Salvataggio arabo per Alitalia e Meridiana? Il punto a Palazzo Chigi

Alitalia sarà guidata da commissari di nomina governativa, verso un futuro incerto. Finora la compagnia tricolore è andata avanti grazie all’alleanza con Etihad, azienda fondata negli Emirati arabi uniti (il nome, in arabo, significa proprio ‘unità’). Meridiana, aerolinea sarda che negli anni ha registrato perdite milionarie, ha recentemente siglato un accordo con Qatar Airways, con sede in un altro emirato del Golfo dove petrolio e denaro non mancano.

Le due storie sono parallele ma sembrano percorrere direzioni opposte. Alitalia, dopo il no dei lavoratori ad un piano di rilancio ‘lacrime e sangue’, vola verso il basso tra mille incognite. Meridiana, invece, potrebbe decollare e guadagnare, dopo otto anni di perdite, grazie alla compagnia qatarina guidata da Akbar Al Baker.

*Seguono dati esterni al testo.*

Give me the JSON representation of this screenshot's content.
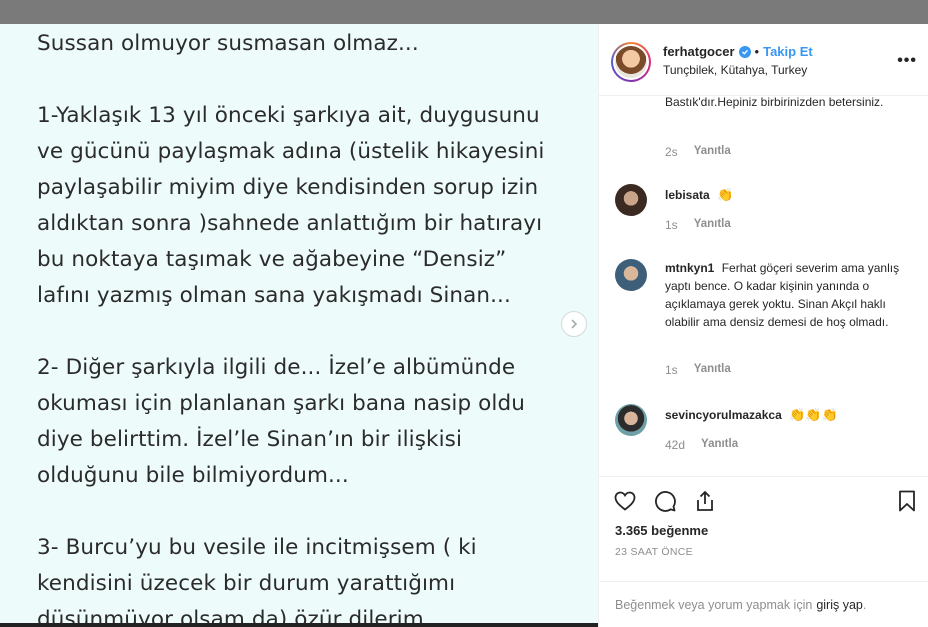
{
  "post": {
    "text_lines": "Sussan olmuyor susmasan olmaz...\n\n1-Yaklaşık 13 yıl önceki şarkıya ait, duygusunu\nve gücünü paylaşmak adına (üstelik hikayesini\npaylaşabilir miyim diye kendisinden sorup izin\naldıktan sonra )sahnede anlattığım  bir hatırayı\nbu noktaya taşımak ve ağabeyine “Densiz”\nlafını yazmış olman sana yakışmadı Sinan...\n\n2- Diğer şarkıyla ilgili de...   İzel’e albümünde\nokuması için planlanan şarkı bana nasip oldu\ndiye belirttim.   İzel’le Sinan’ın bir ilişkisi\nolduğunu bile bilmiyordum...\n\n3- Burcu’yu bu vesile ile incitmişsem ( ki\nkendisini üzecek bir durum yarattığımı\ndüşünmüyor olsam da) özür dilerim..."
  },
  "header": {
    "username": "ferhatgocer",
    "separator": "•",
    "follow_label": "Takip Et",
    "location": "Tunçbilek, Kütahya, Turkey",
    "more_label": "•••"
  },
  "comments": [
    {
      "text": "Bastık'dır.Hepiniz birbirinizden betersiniz.",
      "time": "2s",
      "reply_label": "Yanıtla"
    },
    {
      "username": "lebisata",
      "text": "👏",
      "time": "1s",
      "reply_label": "Yanıtla"
    },
    {
      "username": "mtnkyn1",
      "text": "Ferhat göçeri severim ama yanlış yaptı bence. O kadar kişinin yanında o açıklamaya gerek yoktu. Sinan Akçıl haklı olabilir ama densiz demesi de hoş olmadı.",
      "time": "1s",
      "reply_label": "Yanıtla"
    },
    {
      "username": "sevincyorulmazakca",
      "text": "👏👏👏",
      "time": "42d",
      "reply_label": "Yanıtla"
    }
  ],
  "actions": {
    "likes": "3.365 beğenme",
    "time_ago": "23 SAAT ÖNCE",
    "login_prompt": "Beğenmek veya yorum yapmak için",
    "login_link": "giriş yap",
    "login_suffix": "."
  },
  "colors": {
    "accent": "#3897f0",
    "muted": "#8e8e8e",
    "post_bg": "#eefbfb",
    "text": "#262626"
  },
  "icons": [
    "heart-icon",
    "comment-icon",
    "share-icon",
    "bookmark-icon",
    "chevron-right-icon",
    "verified-icon"
  ]
}
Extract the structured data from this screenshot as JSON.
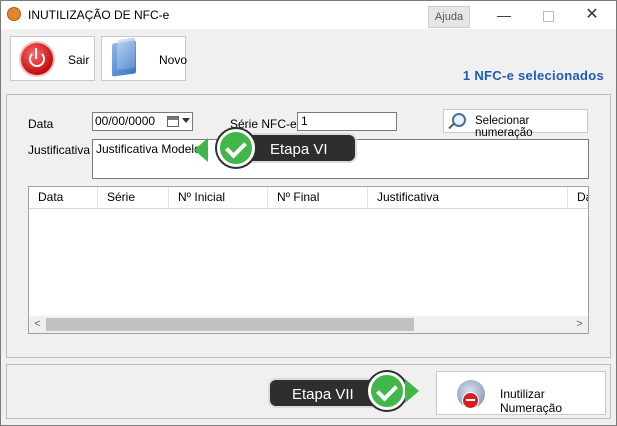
{
  "window": {
    "title": "INUTILIZAÇÃO DE NFC-e",
    "help_label": "Ajuda",
    "minimize_glyph": "—",
    "close_glyph": "✕"
  },
  "toolbar": {
    "exit_label": "Sair",
    "new_label": "Novo"
  },
  "status": {
    "selected_text": "1 NFC-e selecionados"
  },
  "form": {
    "date_label": "Data",
    "date_value": "00/00/0000",
    "series_label": "Série NFC-e",
    "series_value": "1",
    "select_button_label": "Selecionar numeração",
    "justification_label": "Justificativa",
    "justification_value": "Justificativa Modelo"
  },
  "grid": {
    "columns": [
      "Data",
      "Série",
      "Nº Inicial",
      "Nº Final",
      "Justificativa",
      "Da"
    ]
  },
  "actions": {
    "inutilize_label": "Inutilizar Numeração"
  },
  "callouts": {
    "step6": "Etapa VI",
    "step7": "Etapa VII"
  },
  "colors": {
    "accent_blue": "#1f5bb5",
    "callout_bg": "#2d2f2d",
    "check_green": "#41b649"
  }
}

I due accordi italo-emiratini – Alitalia-Etihad da una parte e Meridiana-Qatar dall’altra sono convenienti un pò per tutti. Lo sono certamente per le compagnie del Belpaese, che ricevono denaro fresco, possono usare aerei nuovi di zecca e apprendere da uno stile aziendale nuovo, dinamico. Per gli arabi, invece, queste intese permettono di operare in Europa e allargare il mercato di riferimento. Lo scorso 23 marzo la Commissione europea ha approvato l’acquisizione di Meridiana da parte di Qatar Airways (che si compra una quota del 49 per cento). Secondo i funzionari di Bruxelles, questa mossa non dà problemi di concorrenza: le due compagnie non hanno troppe rotte che si sovrappongono, e nessuna delle due diventerà troppo influente. Per l’amministratore delegato Al Baker, nato 57 anni fa in India, l’aerolinea del Qatar deve diventare “la vera compagnia di bandiera italiana“. La sua entrata in Meridiana non è però gratuita. Anche qui l’accordo prevede lacrime e sangue, almeno per i lavoratori, che devono subire un taglio allo stipendio del 20 per cento e la riduzione di 400 dipendenti dell’organico.

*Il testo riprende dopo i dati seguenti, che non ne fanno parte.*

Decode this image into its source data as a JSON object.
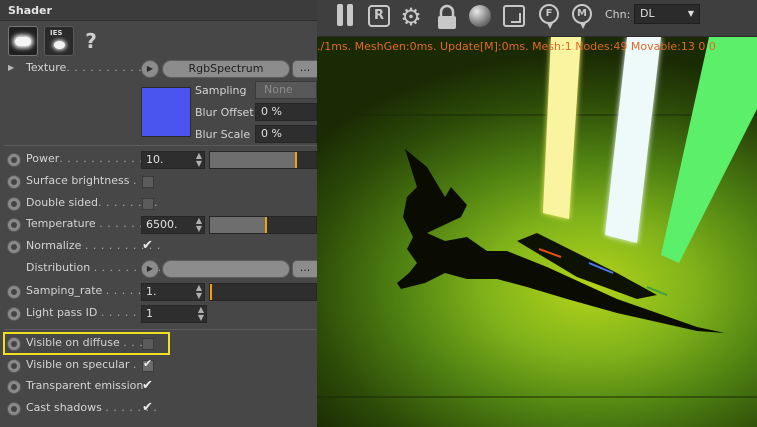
{
  "panel": {
    "title": "Shader",
    "mode_buttons": [
      {
        "name": "light-shader-icon"
      },
      {
        "name": "ies-shader-icon",
        "text": "IES"
      }
    ],
    "help_label": "?",
    "texture": {
      "label": "Texture",
      "dots": ". . . . . . . . . . . . .",
      "button": "RgbSpectrum",
      "more": "..."
    },
    "swatch_color": "#4a55f0",
    "sampling": {
      "label": "Sampling",
      "value": "None"
    },
    "blur_offset": {
      "label": "Blur Offset",
      "value": "0 %"
    },
    "blur_scale": {
      "label": "Blur Scale",
      "value": "0 %"
    },
    "power": {
      "label": "Power",
      "dots": ". . . . . . . . . . . . .",
      "value": "10.",
      "slider_fraction": 0.8
    },
    "surface_brightness": {
      "label": "Surface brightness",
      "dots": ". ."
    },
    "double_sided": {
      "label": "Double sided",
      "dots": ". . . . . . . ."
    },
    "temperature": {
      "label": "Temperature",
      "dots": ". . . . . . .",
      "value": "6500.",
      "slider_fraction": 0.52
    },
    "normalize": {
      "label": "Normalize",
      "dots": ". . . . . . . . . ."
    },
    "distribution": {
      "label": "Distribution",
      "dots": ". . . . . . . . .",
      "more": "..."
    },
    "samping_rate": {
      "label": "Samping_rate",
      "dots": ". . . . . . .",
      "value": "1.",
      "slider_fraction": 0.0
    },
    "light_pass_id": {
      "label": "Light pass ID",
      "dots": ". . . . . . .",
      "value": "1"
    },
    "visible_on_diffuse": {
      "label": "Visible on diffuse",
      "dots": ". . ."
    },
    "visible_on_specular": {
      "label": "Visible on specular",
      "dots": ". ."
    },
    "transparent_emission": {
      "label": "Transparent emission"
    },
    "cast_shadows": {
      "label": "Cast shadows",
      "dots": ". . . . . . ."
    },
    "check_glyph": "✔"
  },
  "toolbar": {
    "icons": [
      "pause-icon",
      "render-region-icon",
      "settings-gear-icon",
      "lock-icon",
      "material-sphere-icon",
      "region-frame-icon",
      "focus-pin-icon",
      "material-pin-icon"
    ],
    "render_letter": "R",
    "focus_letter": "F",
    "material_letter": "M",
    "chn_label": "Chn:",
    "chn_value": "DL"
  },
  "viewport": {
    "stats_text": "./1ms. MeshGen:0ms. Update[M]:0ms. Mesh:1 Nodes:49 Movable:13  0  0",
    "background": "#7fb21a",
    "light_colors": [
      "#f6f06c",
      "#f2fcfc",
      "#5cf06a"
    ]
  }
}
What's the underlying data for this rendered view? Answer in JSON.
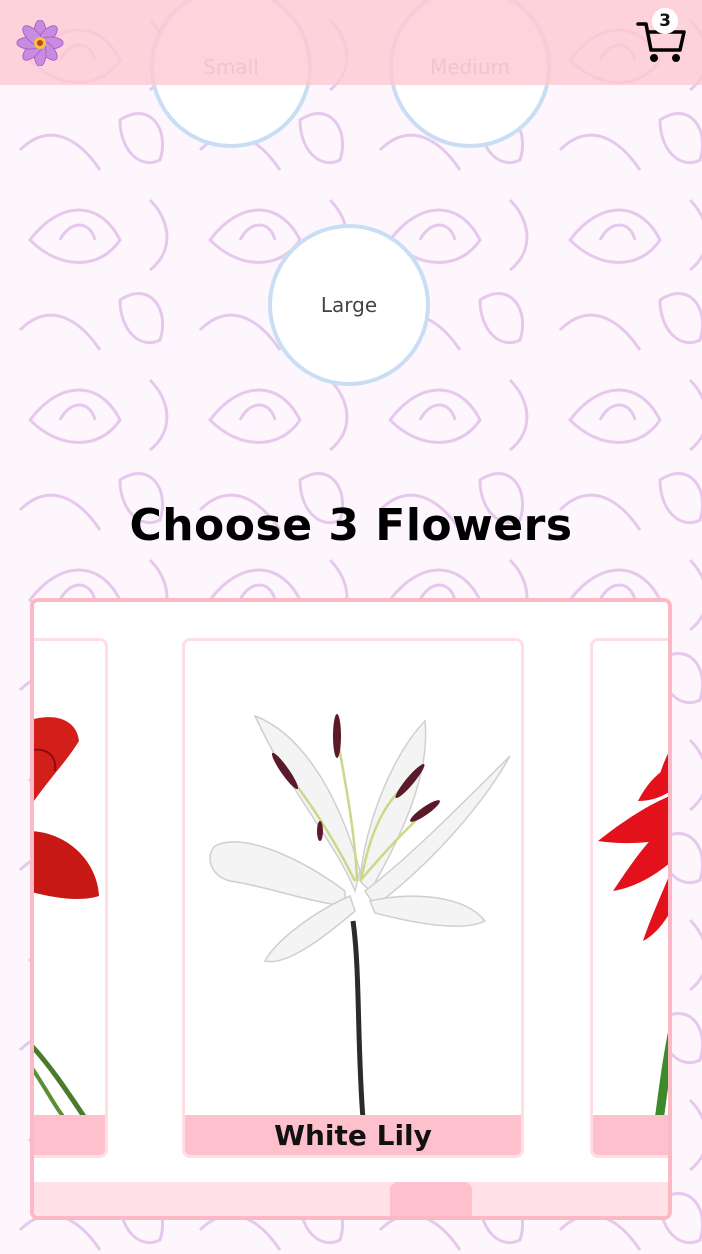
{
  "header": {
    "logo_icon": "flower-logo-icon",
    "cart_icon": "shopping-cart-icon",
    "cart_count": "3"
  },
  "sizes": [
    {
      "label": "Small"
    },
    {
      "label": "Medium"
    },
    {
      "label": "Large"
    }
  ],
  "main": {
    "title": "Choose 3 Flowers"
  },
  "carousel": {
    "cards": [
      {
        "label": "",
        "image": "red-lily-photo"
      },
      {
        "label": "White Lily",
        "image": "white-lily-photo"
      },
      {
        "label": "",
        "image": "red-gerbera-photo"
      }
    ],
    "scroll_fraction": 0.55
  },
  "colors": {
    "header_bg": "#fec9d3",
    "circle_border": "#c9def5",
    "card_label_bg": "#fec0cc",
    "carousel_border": "#fbb9c6"
  }
}
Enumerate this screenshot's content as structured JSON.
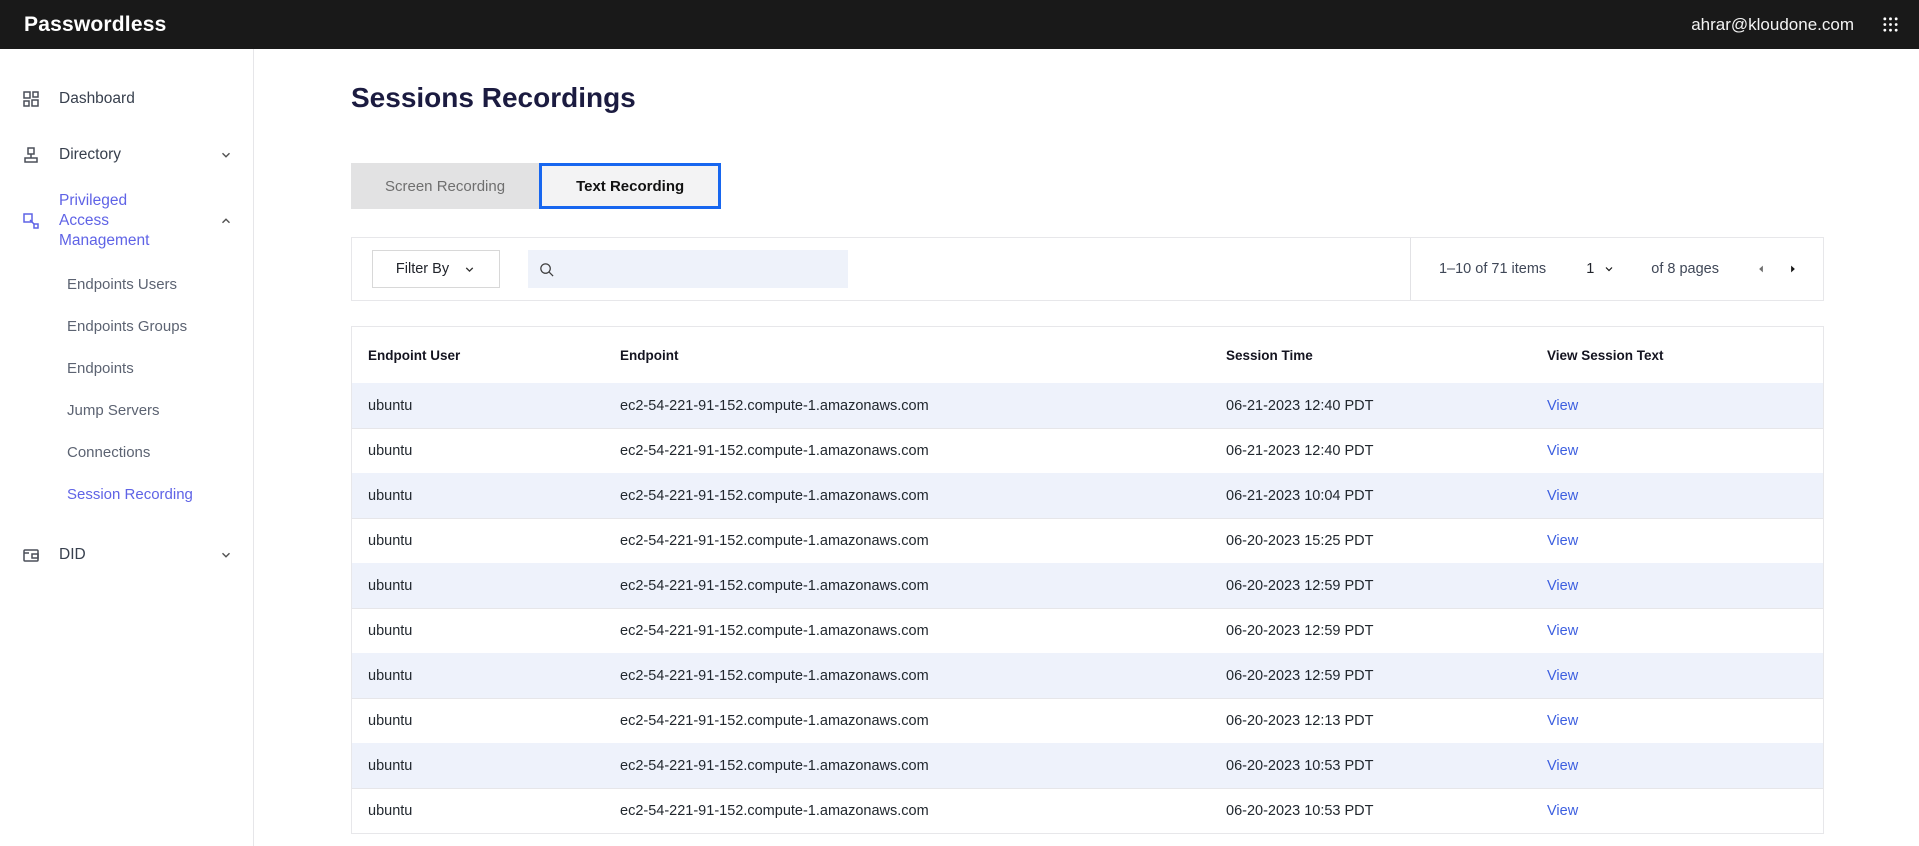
{
  "header": {
    "brand": "Passwordless",
    "user_email": "ahrar@kloudone.com",
    "apps_icon": "grid-dots-icon"
  },
  "sidebar": {
    "dashboard_label": "Dashboard",
    "directory_label": "Directory",
    "pam_label": "Privileged Access Management",
    "pam_items": [
      "Endpoints Users",
      "Endpoints Groups",
      "Endpoints",
      "Jump Servers",
      "Connections",
      "Session Recording"
    ],
    "did_label": "DID",
    "active_item": "Session Recording",
    "icons": [
      "dashboard-icon",
      "directory-icon",
      "pam-vector-icon",
      "wallet-icon"
    ]
  },
  "main": {
    "title": "Sessions Recordings",
    "tabs": [
      {
        "label": "Screen Recording",
        "active": false
      },
      {
        "label": "Text Recording",
        "active": true
      }
    ],
    "filter": {
      "filter_by_label": "Filter By",
      "search_value": "",
      "search_icon": "search-icon"
    },
    "pagination": {
      "items_text": "1–10 of 71 items",
      "page_number": "1",
      "pages_text": "of 8 pages"
    }
  },
  "table": {
    "columns": [
      "Endpoint User",
      "Endpoint",
      "Session Time",
      "View Session Text"
    ],
    "view_label": "View",
    "rows": [
      {
        "user": "ubuntu",
        "endpoint": "ec2-54-221-91-152.compute-1.amazonaws.com",
        "time": "06-21-2023 12:40 PDT"
      },
      {
        "user": "ubuntu",
        "endpoint": "ec2-54-221-91-152.compute-1.amazonaws.com",
        "time": "06-21-2023 12:40 PDT"
      },
      {
        "user": "ubuntu",
        "endpoint": "ec2-54-221-91-152.compute-1.amazonaws.com",
        "time": "06-21-2023 10:04 PDT"
      },
      {
        "user": "ubuntu",
        "endpoint": "ec2-54-221-91-152.compute-1.amazonaws.com",
        "time": "06-20-2023 15:25 PDT"
      },
      {
        "user": "ubuntu",
        "endpoint": "ec2-54-221-91-152.compute-1.amazonaws.com",
        "time": "06-20-2023 12:59 PDT"
      },
      {
        "user": "ubuntu",
        "endpoint": "ec2-54-221-91-152.compute-1.amazonaws.com",
        "time": "06-20-2023 12:59 PDT"
      },
      {
        "user": "ubuntu",
        "endpoint": "ec2-54-221-91-152.compute-1.amazonaws.com",
        "time": "06-20-2023 12:59 PDT"
      },
      {
        "user": "ubuntu",
        "endpoint": "ec2-54-221-91-152.compute-1.amazonaws.com",
        "time": "06-20-2023 12:13 PDT"
      },
      {
        "user": "ubuntu",
        "endpoint": "ec2-54-221-91-152.compute-1.amazonaws.com",
        "time": "06-20-2023 10:53 PDT"
      },
      {
        "user": "ubuntu",
        "endpoint": "ec2-54-221-91-152.compute-1.amazonaws.com",
        "time": "06-20-2023 10:53 PDT"
      }
    ]
  },
  "colors": {
    "topbar_bg": "#191919",
    "accent_indigo": "#5f63e6",
    "tab_active_border": "#1766ef",
    "row_stripe": "#eef2fb",
    "link_blue": "#3d5fe0",
    "search_bg": "#eef2fa"
  }
}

Non avete una vera compagnia di bandiera con un network esteso – aveva spiegato il manager del Qatar al Corriere, sottolineando di non essere interessato ad Alitalia -. Gli stranieri arrivano con vettori non italiani e questo non ha senso, le città turistiche sono servite in modo pessimo, i vostri hub sono inefficienti, siete costretti ad andare a Parigi, Londra, Francoforte per i voli di lungo raggio“.

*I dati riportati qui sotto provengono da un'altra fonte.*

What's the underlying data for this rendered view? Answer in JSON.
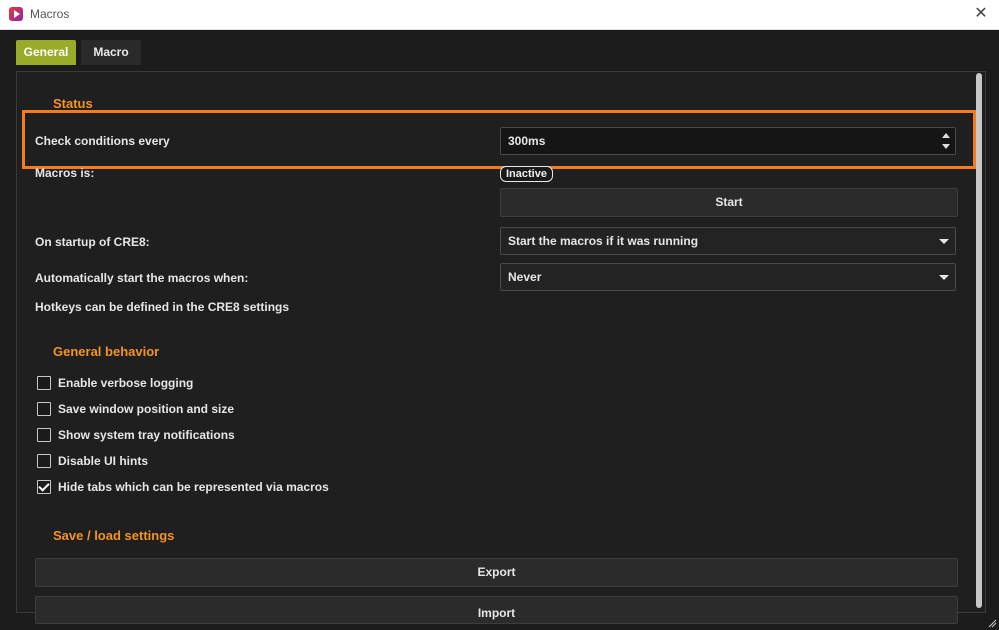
{
  "window": {
    "title": "Macros"
  },
  "tabs": [
    {
      "label": "General",
      "active": true
    },
    {
      "label": "Macro",
      "active": false
    }
  ],
  "status": {
    "title": "Status",
    "check_label": "Check conditions every",
    "check_value": "300ms",
    "macros_is_label": "Macros is:",
    "state_badge": "Inactive",
    "start_button": "Start",
    "startup_label": "On startup of CRE8:",
    "startup_value": "Start the macros if it was running",
    "autostart_label": "Automatically start the macros when:",
    "autostart_value": "Never",
    "hotkeys_note": "Hotkeys can be defined in the CRE8 settings"
  },
  "general_behavior": {
    "title": "General behavior",
    "options": [
      {
        "label": "Enable verbose logging",
        "checked": false
      },
      {
        "label": "Save window position and size",
        "checked": false
      },
      {
        "label": "Show system tray notifications",
        "checked": false
      },
      {
        "label": "Disable UI hints",
        "checked": false
      },
      {
        "label": "Hide tabs which can be represented via macros",
        "checked": true
      }
    ]
  },
  "save_load": {
    "title": "Save / load settings",
    "export_button": "Export",
    "import_button": "Import"
  },
  "colors": {
    "accent": "#f39322",
    "tab_active": "#9aab2a",
    "highlight": "#f47b20",
    "background": "#1f1f1f"
  }
}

Insomma, l’emirato noto per ospitare Al Jazeera, adesso, potrebbe dare nuovo ossigeno ad una compagnia aerea boccheggiante. Con la benedizione dell’ex premier Matteo Renzi. L’operazione Meridiana “sembrava impossibile – ha spiegato Renzi a ‘Porta a porta’ -, ma ora Qatar Airways ha risolto la questione e la compagnia ha una prospettiva. Alitalia è diversa, il management ha fatto errori clamorosi – ha precisato l’ex sindaco di Firenze -. Il punto è che prendendosi un po’ di tempo le condizioni per una soluzione ci sono“. Il Pd, di cui Renzi sarà nuovamente segretario, dovrebbe lanciare una proposta per Alitalia entro quindici giorni. Intanto è convocato per le 18 a Palazzo Chigi il consiglio dei ministri dedicato ad approvare i decreti relativi al commissariamento di Alitalia e al prestito-ponte per assicurarne la continuità operativa. Nello specifico si tratta del decreto legge che interessa la presidenza del Consiglio, il ministero dell’Economia e quello dello Sviluppo economico su ‘misure urgenti per assicurare la continuita‘ del servizio svolto da Alitalia.